Años después de haber dejado de trabajar, asqueado de la ciudad, o, mejor dicho, de en lo que se estaba convirtiendo respecto a inseguridad y peligros, compré una parcela con vivienda en un pueblo tranquilo donde me trasladé a vivir. Una vez que anunciaban también fuertes tormentas, decidí quedarme a dormir en un hostal de la provincia para que al día siguiente me fuera más fácil realizar unas gestiones administrativas. Al regreso, habían desviado provisionalmente la carretera por obras de pavimentación y no quedaba más remedio que tomar un desvío. Unos metros más allá, a la izquierda, reconocí el camino estrecho que conducía a la Casa de Reposo. Giré el volante y disminuí la velocidad por miedo a despertar el paisaje que estaba tan tranquilo. Cuando paré el motor y bajé del coche, me dio la impresión de que hacía siglos que nadie pasaba por allí, porque la maleza estaba salvaje y desproporcionada. La intensidad del silencio era un personaje más que me recibió con agrado. El edificio no sólo estaba abandonado sino medio derruido. Ya no había risas, ni se escuchaba el fondo de ópera que salía de los discos que llevó uno de los residentes, ni en el tendedero había sábanas blancas aireándose al sol. Tenía la esperanza –absurda, ya lo sé– de que al final del paseo encontraría a Pilar sentada, con su porte elegante, delgada, sonriente y señalando algo a lo lejos, que más tarde comentaría con alguien encontrando un momento lúcido. Sin embargo, sólo el viejo olivo permanecía en pie. Rebusqué en el maletero del coche entre las provisiones que llevaba, cogí una bolsa, de la que saqué y metí otras cosas, y desanduve mis pasos.

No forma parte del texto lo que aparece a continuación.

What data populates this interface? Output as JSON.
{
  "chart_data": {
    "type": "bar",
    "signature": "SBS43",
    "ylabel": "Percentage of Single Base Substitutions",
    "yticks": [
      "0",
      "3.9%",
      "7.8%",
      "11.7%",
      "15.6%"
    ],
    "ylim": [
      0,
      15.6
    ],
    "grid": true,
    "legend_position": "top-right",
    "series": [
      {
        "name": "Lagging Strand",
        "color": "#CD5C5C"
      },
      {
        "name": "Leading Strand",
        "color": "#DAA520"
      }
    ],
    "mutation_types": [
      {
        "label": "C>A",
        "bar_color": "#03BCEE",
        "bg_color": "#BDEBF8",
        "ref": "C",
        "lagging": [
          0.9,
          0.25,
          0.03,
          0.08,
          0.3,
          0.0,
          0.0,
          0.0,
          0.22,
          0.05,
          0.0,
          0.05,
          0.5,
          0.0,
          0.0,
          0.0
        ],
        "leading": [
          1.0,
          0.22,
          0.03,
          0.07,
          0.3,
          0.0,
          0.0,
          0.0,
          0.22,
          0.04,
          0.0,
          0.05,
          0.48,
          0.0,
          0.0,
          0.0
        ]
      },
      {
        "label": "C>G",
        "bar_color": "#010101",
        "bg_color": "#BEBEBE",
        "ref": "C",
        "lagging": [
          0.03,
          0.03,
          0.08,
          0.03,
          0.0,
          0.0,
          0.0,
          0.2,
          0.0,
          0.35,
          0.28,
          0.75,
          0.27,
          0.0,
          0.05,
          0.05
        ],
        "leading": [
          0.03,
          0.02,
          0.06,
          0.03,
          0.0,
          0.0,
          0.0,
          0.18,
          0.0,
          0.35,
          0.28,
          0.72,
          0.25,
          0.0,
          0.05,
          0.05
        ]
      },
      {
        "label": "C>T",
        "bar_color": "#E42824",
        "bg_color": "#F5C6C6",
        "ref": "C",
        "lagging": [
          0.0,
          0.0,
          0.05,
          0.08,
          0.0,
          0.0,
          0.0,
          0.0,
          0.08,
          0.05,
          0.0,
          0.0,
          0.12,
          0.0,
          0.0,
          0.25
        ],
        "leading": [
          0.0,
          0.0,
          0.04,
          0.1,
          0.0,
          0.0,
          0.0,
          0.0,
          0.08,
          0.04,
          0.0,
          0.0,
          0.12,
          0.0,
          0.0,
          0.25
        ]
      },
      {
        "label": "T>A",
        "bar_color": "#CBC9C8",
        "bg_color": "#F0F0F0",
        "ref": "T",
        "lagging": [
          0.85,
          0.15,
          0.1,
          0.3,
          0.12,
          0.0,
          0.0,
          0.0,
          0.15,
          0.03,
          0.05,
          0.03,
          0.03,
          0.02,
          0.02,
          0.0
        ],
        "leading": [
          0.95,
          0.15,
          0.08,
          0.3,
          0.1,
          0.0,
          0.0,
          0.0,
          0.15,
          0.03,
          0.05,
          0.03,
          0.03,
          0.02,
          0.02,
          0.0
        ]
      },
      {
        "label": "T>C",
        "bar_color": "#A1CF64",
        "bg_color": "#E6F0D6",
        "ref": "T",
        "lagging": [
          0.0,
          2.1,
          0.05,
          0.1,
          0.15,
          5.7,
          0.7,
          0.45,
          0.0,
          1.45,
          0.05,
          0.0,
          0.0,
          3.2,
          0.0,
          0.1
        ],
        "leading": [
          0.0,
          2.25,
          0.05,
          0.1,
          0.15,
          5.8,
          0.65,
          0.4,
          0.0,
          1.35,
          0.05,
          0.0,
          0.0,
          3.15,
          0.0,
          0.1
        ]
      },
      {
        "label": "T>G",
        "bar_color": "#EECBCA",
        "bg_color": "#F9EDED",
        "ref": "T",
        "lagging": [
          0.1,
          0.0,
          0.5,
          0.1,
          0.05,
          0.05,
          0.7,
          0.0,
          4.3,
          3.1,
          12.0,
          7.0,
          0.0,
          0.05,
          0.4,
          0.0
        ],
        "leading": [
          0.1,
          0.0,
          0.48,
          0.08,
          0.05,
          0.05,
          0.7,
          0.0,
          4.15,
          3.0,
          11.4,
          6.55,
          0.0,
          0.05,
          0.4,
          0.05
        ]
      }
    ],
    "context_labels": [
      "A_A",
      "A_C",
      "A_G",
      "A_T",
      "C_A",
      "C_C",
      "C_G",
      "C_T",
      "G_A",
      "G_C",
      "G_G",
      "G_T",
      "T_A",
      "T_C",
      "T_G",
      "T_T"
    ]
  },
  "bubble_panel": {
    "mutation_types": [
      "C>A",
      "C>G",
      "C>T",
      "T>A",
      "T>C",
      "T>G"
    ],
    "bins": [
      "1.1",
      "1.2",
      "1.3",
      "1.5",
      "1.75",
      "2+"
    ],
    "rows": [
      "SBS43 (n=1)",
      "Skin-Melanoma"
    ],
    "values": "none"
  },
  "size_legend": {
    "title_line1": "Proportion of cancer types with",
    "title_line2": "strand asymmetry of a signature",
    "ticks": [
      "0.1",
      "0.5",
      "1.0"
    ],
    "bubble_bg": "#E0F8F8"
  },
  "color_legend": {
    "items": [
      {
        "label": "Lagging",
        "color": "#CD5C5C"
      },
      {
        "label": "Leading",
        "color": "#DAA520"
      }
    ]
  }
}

Cuando terminé de liar un cigarrillo, pensé que el final perfecto para esta historia habría sido que la Casa estuviera habitada, que el cocinero me diera un poco de pulpo a la gallega con cachelos, que en el invernadero estuvieran crecidas las rosas y que Verdi nos alegrara la mañana. Sin embargo, cuando la soledad me cautivó y me temblaban las manos desmigando un trozo de pan, me sorprendí que entre lágrimas le estaba dando de comer a las palomas.